Canadian psychologist

Glenn Ewan MacDonald (21 August 1925 – 24 July 1978) was an experimental psychologist who played a prominent role in the establishment of psychology as a discipline in Canada.

==Career==
MacDonald was born in 1925, and grew up in Rothbury, Saskatchewan. He studied at the University of Toronto from which he earned a PhD in psychology. He spent the remainder of his career there being promoted to a full professorship.

==Research==
MacDonald's research was largely concerned with aspects of experimental and applied psychology.

==Professional==
MacDonald played a very active role in the developing the Canadian Psychological Association in which he was President in 1978. he served as both Vice-President and President of the Ontario Educational Research Council, was one of the founders and President of the Ontario Council of Academic Psychologists.

==Publications==
- Doob, A.N., & MacDonald, G.E. (1979).

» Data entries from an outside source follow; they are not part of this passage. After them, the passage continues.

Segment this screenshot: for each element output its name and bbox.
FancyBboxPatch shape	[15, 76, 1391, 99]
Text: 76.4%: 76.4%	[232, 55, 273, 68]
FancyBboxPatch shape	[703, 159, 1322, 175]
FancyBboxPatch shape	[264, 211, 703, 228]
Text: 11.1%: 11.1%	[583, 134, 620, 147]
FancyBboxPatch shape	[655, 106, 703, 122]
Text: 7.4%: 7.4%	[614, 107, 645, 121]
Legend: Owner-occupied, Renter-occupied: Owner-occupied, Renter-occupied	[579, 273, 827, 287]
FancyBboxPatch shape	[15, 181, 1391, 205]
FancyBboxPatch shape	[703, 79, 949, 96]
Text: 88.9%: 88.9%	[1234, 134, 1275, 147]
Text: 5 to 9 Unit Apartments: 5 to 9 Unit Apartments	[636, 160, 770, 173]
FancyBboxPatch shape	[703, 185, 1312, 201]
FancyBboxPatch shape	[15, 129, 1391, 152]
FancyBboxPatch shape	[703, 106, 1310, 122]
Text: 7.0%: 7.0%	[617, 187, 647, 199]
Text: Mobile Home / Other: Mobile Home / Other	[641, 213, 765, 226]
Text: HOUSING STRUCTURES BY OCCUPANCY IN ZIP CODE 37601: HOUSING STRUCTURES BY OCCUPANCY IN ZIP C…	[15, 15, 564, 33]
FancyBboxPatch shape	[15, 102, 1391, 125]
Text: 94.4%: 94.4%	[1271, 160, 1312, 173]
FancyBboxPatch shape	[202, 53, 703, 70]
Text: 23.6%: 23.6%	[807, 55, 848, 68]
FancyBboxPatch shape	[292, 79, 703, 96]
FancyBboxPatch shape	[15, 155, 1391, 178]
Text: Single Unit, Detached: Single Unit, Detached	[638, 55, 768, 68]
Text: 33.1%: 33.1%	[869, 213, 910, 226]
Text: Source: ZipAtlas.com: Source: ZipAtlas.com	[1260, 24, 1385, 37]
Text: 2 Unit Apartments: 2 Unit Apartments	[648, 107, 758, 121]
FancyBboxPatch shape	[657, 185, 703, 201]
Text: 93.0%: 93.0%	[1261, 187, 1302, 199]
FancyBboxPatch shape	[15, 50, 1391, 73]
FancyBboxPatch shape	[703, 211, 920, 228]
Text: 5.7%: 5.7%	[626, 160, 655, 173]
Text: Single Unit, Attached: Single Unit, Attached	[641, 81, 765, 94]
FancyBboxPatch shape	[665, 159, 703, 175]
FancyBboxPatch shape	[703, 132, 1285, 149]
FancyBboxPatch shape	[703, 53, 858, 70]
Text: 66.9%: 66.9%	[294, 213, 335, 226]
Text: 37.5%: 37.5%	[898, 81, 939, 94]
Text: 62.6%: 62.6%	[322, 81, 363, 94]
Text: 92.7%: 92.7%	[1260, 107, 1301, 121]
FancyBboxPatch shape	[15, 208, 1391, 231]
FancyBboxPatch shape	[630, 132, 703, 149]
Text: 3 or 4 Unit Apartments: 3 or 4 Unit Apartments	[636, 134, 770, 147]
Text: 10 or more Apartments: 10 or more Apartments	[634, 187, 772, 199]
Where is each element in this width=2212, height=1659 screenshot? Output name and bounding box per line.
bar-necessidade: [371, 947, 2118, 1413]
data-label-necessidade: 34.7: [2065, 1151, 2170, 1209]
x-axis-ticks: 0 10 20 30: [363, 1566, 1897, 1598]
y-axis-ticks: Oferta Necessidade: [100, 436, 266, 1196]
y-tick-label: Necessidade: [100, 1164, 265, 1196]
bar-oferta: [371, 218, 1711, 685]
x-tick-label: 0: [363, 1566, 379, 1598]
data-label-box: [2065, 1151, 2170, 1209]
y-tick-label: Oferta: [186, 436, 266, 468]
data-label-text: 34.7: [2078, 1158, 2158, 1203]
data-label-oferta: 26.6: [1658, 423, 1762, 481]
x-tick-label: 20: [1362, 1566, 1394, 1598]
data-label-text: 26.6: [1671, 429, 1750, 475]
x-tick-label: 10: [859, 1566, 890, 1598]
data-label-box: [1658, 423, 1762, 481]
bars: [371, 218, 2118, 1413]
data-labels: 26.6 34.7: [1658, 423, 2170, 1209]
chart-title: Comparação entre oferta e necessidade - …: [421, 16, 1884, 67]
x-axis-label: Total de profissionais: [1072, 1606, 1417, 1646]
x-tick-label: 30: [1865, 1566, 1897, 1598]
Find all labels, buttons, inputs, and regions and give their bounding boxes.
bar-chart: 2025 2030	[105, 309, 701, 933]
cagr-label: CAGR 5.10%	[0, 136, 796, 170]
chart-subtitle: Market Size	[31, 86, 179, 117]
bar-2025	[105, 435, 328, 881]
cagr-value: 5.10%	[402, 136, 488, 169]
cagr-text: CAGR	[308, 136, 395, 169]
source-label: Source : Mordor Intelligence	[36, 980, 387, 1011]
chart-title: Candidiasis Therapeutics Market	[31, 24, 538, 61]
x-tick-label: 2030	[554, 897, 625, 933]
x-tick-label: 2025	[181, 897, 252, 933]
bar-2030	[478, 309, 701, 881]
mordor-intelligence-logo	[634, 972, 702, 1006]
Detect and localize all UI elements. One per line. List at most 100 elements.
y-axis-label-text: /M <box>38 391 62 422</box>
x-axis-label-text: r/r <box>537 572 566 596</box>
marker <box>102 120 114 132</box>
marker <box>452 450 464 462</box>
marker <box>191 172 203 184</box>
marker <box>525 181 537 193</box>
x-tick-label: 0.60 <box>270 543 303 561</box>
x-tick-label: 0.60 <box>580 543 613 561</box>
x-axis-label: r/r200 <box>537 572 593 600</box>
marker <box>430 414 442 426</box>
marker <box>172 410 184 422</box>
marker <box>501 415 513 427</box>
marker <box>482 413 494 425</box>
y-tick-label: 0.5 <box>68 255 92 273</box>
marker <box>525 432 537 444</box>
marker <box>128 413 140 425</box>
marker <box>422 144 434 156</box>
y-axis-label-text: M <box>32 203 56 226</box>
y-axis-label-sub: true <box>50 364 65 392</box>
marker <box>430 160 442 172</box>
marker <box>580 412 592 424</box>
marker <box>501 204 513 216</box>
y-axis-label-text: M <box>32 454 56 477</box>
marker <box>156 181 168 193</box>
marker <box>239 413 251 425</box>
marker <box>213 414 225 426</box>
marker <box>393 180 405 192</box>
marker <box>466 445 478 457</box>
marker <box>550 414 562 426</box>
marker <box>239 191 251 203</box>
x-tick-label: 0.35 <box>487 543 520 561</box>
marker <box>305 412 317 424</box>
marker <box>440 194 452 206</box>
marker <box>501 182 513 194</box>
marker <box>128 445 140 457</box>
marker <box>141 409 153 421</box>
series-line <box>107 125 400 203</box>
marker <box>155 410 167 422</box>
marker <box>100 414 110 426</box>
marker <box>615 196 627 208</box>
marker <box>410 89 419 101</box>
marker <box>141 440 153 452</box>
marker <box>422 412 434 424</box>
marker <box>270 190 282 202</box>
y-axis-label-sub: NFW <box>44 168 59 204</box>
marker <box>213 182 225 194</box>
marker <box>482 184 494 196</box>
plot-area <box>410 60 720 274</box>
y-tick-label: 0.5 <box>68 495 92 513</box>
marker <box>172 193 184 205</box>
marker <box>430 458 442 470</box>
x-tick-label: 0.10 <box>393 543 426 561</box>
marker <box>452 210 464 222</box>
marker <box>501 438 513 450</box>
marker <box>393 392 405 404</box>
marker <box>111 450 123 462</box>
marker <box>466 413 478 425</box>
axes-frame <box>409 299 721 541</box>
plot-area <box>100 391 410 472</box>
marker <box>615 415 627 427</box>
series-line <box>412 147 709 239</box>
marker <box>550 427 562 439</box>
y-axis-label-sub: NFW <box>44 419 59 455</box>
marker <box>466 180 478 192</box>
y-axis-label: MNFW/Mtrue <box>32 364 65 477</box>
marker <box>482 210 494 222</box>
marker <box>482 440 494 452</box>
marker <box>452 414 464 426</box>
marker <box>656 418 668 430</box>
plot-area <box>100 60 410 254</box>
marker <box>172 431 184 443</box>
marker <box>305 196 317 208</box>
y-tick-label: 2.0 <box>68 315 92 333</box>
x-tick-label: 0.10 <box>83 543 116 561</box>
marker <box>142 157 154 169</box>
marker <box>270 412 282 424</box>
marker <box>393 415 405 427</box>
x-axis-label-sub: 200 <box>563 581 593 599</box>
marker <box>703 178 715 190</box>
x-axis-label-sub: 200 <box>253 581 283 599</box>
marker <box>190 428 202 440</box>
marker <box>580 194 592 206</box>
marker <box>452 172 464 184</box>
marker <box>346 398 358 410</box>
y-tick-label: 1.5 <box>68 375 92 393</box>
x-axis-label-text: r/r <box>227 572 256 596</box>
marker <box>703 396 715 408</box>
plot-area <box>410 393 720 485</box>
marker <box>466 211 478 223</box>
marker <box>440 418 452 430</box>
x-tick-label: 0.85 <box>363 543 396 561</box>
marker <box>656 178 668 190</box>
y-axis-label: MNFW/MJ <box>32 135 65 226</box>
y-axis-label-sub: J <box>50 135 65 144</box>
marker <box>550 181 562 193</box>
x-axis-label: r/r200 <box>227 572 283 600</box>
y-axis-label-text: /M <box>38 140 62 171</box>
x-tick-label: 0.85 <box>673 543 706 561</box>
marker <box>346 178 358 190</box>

Television Viewing and Fear of Victimization: Is the Relationship Causal? Journal of Personality and Social Psychology, 37 (2), 170-179.
- MacDonald, G. E. (1976). Evaluation of Canadian psychology departments based on citation and publication counts: A comment. Canadian Psychological Review / Psychologie Canadienne, 17(4), 300–301.
- MacDonald, G.E., & de Toledo, L. (1974). Partial reinforcement effects and type of reward. Learning and Motivation, 5 (3), 288-298.